Michael Kay: It’s fair to raise the bar on the Yankees

This was not supposed to be the Yankees’ year, until it was right in front of them.

And when general manager Brian Cashman recognized that — making three trades before the deadline — the Yankees were suddenly all in. Now there are World Series dreams coupled with the possibility of frustration.

“Everybody has to recalibrate and reset what they thought,” YES Network play-by-play man Michael Kay said. “Coming into the season it was, ‘Just be competitive, just be in the wild-card hunt in September.’ Now, it would be a disappointment if they don’t win the American League East. If they get to a wild card and they don’t win that game, I think it would be a disappointment. And if they don’t make the wild card I think it’d be a colossal disappointment.

“You can’t all of a sudden go back to what you thought in spring training because this team proved they were better than that. And the deals the Yankees made will obviously help in the future, but were made to help them right now. I think they have to get into at least a round to be somewhat satisfactory, and I think they should even win more than a round.”

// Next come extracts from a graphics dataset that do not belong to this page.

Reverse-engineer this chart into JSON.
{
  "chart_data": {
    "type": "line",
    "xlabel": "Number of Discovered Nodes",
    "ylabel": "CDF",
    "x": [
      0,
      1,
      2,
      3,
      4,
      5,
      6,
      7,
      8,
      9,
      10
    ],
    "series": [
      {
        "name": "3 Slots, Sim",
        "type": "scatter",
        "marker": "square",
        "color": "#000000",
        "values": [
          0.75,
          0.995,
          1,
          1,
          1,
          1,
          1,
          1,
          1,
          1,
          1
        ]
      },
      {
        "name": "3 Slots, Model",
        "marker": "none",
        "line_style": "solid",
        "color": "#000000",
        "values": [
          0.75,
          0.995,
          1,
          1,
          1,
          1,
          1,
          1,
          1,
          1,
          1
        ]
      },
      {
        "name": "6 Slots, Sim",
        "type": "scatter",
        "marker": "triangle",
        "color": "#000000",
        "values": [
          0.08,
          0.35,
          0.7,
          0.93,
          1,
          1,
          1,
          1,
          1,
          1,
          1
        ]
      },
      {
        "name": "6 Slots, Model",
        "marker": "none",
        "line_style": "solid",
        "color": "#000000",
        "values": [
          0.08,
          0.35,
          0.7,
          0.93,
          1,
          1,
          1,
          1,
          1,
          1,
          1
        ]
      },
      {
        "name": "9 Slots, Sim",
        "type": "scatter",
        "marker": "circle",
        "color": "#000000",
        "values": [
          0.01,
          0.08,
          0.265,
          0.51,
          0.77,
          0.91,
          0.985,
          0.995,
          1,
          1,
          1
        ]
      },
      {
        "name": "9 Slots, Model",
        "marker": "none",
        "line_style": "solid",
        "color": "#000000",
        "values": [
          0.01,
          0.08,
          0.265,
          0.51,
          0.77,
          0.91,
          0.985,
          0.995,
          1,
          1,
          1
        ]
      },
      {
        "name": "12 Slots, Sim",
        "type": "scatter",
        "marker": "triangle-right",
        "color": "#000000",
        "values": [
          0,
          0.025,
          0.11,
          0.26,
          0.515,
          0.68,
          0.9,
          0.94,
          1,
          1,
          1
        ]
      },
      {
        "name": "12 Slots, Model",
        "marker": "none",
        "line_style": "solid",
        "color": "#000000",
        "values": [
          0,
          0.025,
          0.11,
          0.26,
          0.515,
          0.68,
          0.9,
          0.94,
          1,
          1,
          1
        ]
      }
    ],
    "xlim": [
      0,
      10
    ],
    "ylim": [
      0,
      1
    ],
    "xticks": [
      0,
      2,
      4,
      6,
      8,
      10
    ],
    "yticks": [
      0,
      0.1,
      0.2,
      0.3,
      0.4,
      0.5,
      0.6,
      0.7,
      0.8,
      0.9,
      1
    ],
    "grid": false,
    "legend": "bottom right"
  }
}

The Yankees’ best chance of winning the American League East, or at least staying in the race, comes this weekend at Fenway Park with a three-game series that begins Friday night. The Yankees trail Boston by four games with Thursday’s 7-5 win over the Mets, with a four-game set in The Bronx in two weeks still left on the schedule.

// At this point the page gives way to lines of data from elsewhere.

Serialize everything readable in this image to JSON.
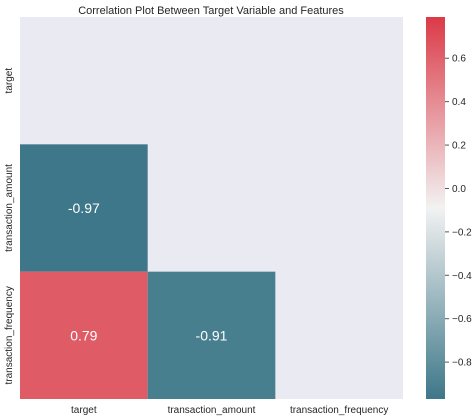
{
  "chart_data": {
    "type": "heatmap",
    "title": "Correlation Plot Between Target Variable and Features",
    "xlabel": "",
    "ylabel": "",
    "rows": [
      "target",
      "transaction_amount",
      "transaction_frequency"
    ],
    "columns": [
      "target",
      "transaction_amount",
      "transaction_frequency"
    ],
    "values": [
      [
        null,
        null,
        null
      ],
      [
        -0.97,
        null,
        null
      ],
      [
        0.79,
        -0.91,
        null
      ]
    ],
    "annotations": [
      [
        null,
        null,
        null
      ],
      [
        "-0.97",
        null,
        null
      ],
      [
        "0.79",
        "-0.91",
        null
      ]
    ],
    "mask": "upper triangle including diagonal",
    "colormap": {
      "low": "#3d7789",
      "mid": "#f2f2f2",
      "high": "#db3a47",
      "vmin": -0.97,
      "vmax": 0.79
    },
    "colorbar_ticks": [
      -0.8,
      -0.6,
      -0.4,
      -0.2,
      0.0,
      0.2,
      0.4,
      0.6
    ],
    "colorbar_tick_labels": [
      "−0.8",
      "−0.6",
      "−0.4",
      "−0.2",
      "0.0",
      "0.2",
      "0.4",
      "0.6"
    ],
    "background_color": "#eaeaf2",
    "annotation_color": "#ffffff"
  }
}
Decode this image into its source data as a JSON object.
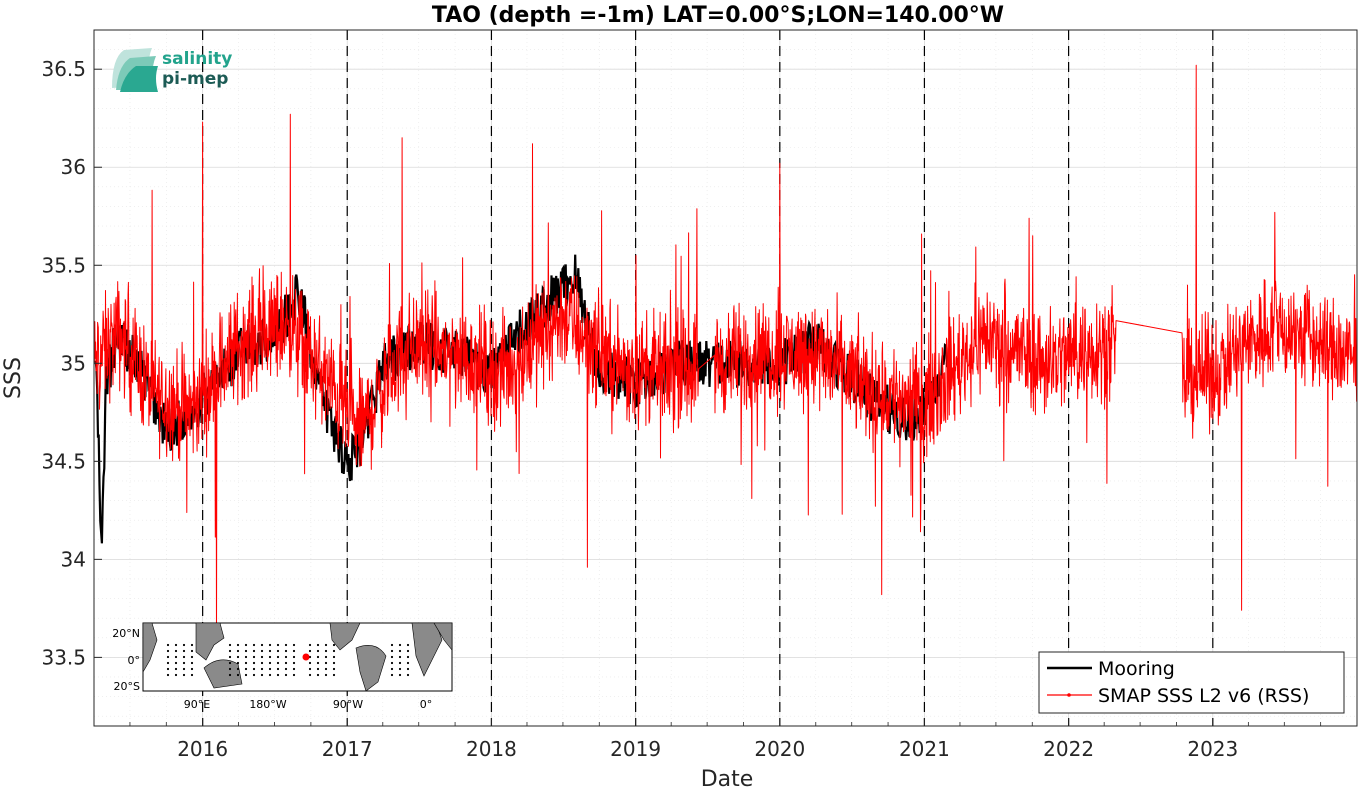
{
  "chart_data": {
    "type": "line",
    "title": "TAO (depth =-1m) LAT=0.00°S;LON=140.00°W",
    "xlabel": "Date",
    "ylabel": "SSS",
    "xlim": [
      "2015-04-01",
      "2024-01-01"
    ],
    "ylim": [
      33.15,
      36.7
    ],
    "x_ticks": [
      "2016",
      "2017",
      "2018",
      "2019",
      "2020",
      "2021",
      "2022",
      "2023"
    ],
    "y_ticks": [
      "33.5",
      "34",
      "34.5",
      "35",
      "35.5",
      "36",
      "36.5"
    ],
    "grid": "on",
    "year_markers": "dashed vertical lines at each year start",
    "legend_position": "bottom-right",
    "series": [
      {
        "name": "Mooring",
        "color": "#000000",
        "description_points": [
          [
            "2015-04-05",
            35.05
          ],
          [
            "2015-04-15",
            34.4
          ],
          [
            "2015-04-20",
            33.96
          ],
          [
            "2015-05-01",
            34.9
          ],
          [
            "2015-06-01",
            35.15
          ],
          [
            "2015-08-01",
            34.95
          ],
          [
            "2015-10-01",
            34.65
          ],
          [
            "2015-12-01",
            34.75
          ],
          [
            "2016-02-01",
            34.9
          ],
          [
            "2016-04-01",
            35.05
          ],
          [
            "2016-07-01",
            35.15
          ],
          [
            "2016-09-01",
            35.35
          ],
          [
            "2016-11-01",
            34.8
          ],
          [
            "2017-01-01",
            34.5
          ],
          [
            "2017-02-01",
            34.55
          ],
          [
            "2017-04-01",
            35.0
          ],
          [
            "2017-07-01",
            35.1
          ],
          [
            "2017-10-01",
            35.05
          ],
          [
            "2018-01-01",
            34.95
          ],
          [
            "2018-04-01",
            35.2
          ],
          [
            "2018-08-01",
            35.45
          ],
          [
            "2018-10-01",
            34.95
          ],
          [
            "2019-01-01",
            34.9
          ],
          [
            "2019-05-01",
            35.0
          ],
          [
            "2019-08-01",
            35.0
          ],
          [
            "2020-01-01",
            35.0
          ],
          [
            "2020-04-01",
            35.1
          ],
          [
            "2020-09-01",
            34.8
          ],
          [
            "2020-12-01",
            34.7
          ],
          [
            "2021-03-01",
            35.0
          ]
        ]
      },
      {
        "name": "SMAP SSS L2 v6 (RSS)",
        "color": "#ff0000",
        "baseline": [
          [
            "2015-04-01",
            35.0
          ],
          [
            "2015-06-01",
            35.15
          ],
          [
            "2015-09-01",
            34.85
          ],
          [
            "2015-12-01",
            34.75
          ],
          [
            "2016-04-01",
            35.1
          ],
          [
            "2016-08-01",
            35.2
          ],
          [
            "2016-12-01",
            34.85
          ],
          [
            "2017-02-01",
            34.65
          ],
          [
            "2017-06-01",
            35.1
          ],
          [
            "2017-10-01",
            35.05
          ],
          [
            "2018-02-01",
            34.95
          ],
          [
            "2018-07-01",
            35.25
          ],
          [
            "2018-11-01",
            35.0
          ],
          [
            "2019-03-01",
            34.95
          ],
          [
            "2019-08-01",
            35.0
          ],
          [
            "2019-12-01",
            35.05
          ],
          [
            "2020-04-01",
            35.05
          ],
          [
            "2020-09-01",
            34.85
          ],
          [
            "2021-01-01",
            34.8
          ],
          [
            "2021-06-01",
            35.15
          ],
          [
            "2021-11-01",
            35.0
          ],
          [
            "2022-04-01",
            35.1
          ],
          [
            "2022-09-01",
            34.9
          ],
          [
            "2023-01-01",
            34.95
          ],
          [
            "2023-06-01",
            35.2
          ],
          [
            "2023-10-01",
            35.1
          ],
          [
            "2024-01-01",
            35.0
          ]
        ],
        "noise_amplitude": 0.35,
        "notable_points": [
          [
            "2016-01-01",
            36.23
          ],
          [
            "2016-02-05",
            33.55
          ],
          [
            "2016-08-10",
            36.27
          ],
          [
            "2018-04-15",
            36.12
          ],
          [
            "2020-01-01",
            36.02
          ],
          [
            "2020-09-15",
            33.82
          ],
          [
            "2022-11-20",
            36.52
          ],
          [
            "2023-03-15",
            33.74
          ],
          [
            "2017-05-20",
            36.15
          ],
          [
            "2018-09-01",
            33.96
          ]
        ],
        "gaps": [
          [
            "2019-06-10",
            "2019-07-20"
          ],
          [
            "2022-05-01",
            "2022-10-15"
          ]
        ]
      }
    ]
  },
  "legend": {
    "mooring": "Mooring",
    "smap": "SMAP SSS L2 v6 (RSS)"
  },
  "logo": {
    "line1": "salinity",
    "line2": "pi-mep"
  },
  "inset": {
    "y_labels": [
      "20°N",
      "0°",
      "20°S"
    ],
    "x_labels": [
      "90°E",
      "180°W",
      "90°W",
      "0°"
    ],
    "marker_color": "#ff0000"
  }
}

The Yankees had pulled ahead of Boston during a 12-day stretch in which they acquired Tommy Kahnle, David Robertson, Todd Frazier (White Sox), Jaime Garcia (Twins) and Sonny Gray (A’s), but have only gone 7-8 (entering Thursday’s game) since all those trades were completed.

The Yankees have dealt with a battered rotation and a beleaguered closer (Aroldis Chapman) in that time, but Kay said he believes the lineup is the biggest issue.

“It comes down to their hitting. It has disappeared,” Kay said. “They have got to get [Aaron] Judge back to a semblance of what [he was] in the first half. If they don’t do that then somebody else has to step up and do more: [Matt] Holliday and [Starlin] Castro when they come off the DL, and the wild card in all of this is [Greg] Bird. If Bird can come back and approximate 70 percent of what he did in spring training, that would be like making a really good trade for a left-handed bat and would give the lineup more balance.

“You see [Masahiro] Tanaka and [CC] Sabathia out, and you think the starting pitching isn’t good enough, and it may not be good enough to win a World Series, but it’s good enough to win the East. The hitting has been the letdown and the reason they’ve been under a .500 team for the past 80 games.”

Judge has taken the most precipitous fall, given the massive heights he started from. But fans have remained loyal to him even as the strikeouts pile up at a record rate.

“I think they fell in love with him. If you fall in love with a girl and she gets a pimple, you still love her,” Kay said. “I just think that Judge is everything that a Yankees fan would want: He’s got power, he’s a sweet kid, he plays hard. Yankees fans haven’t forgotten that he gave them a first half that no fan base had seen in the history of baseball. Just cause it’s a long downturn doesn’t mean they fell out of love and I don’t blame them.”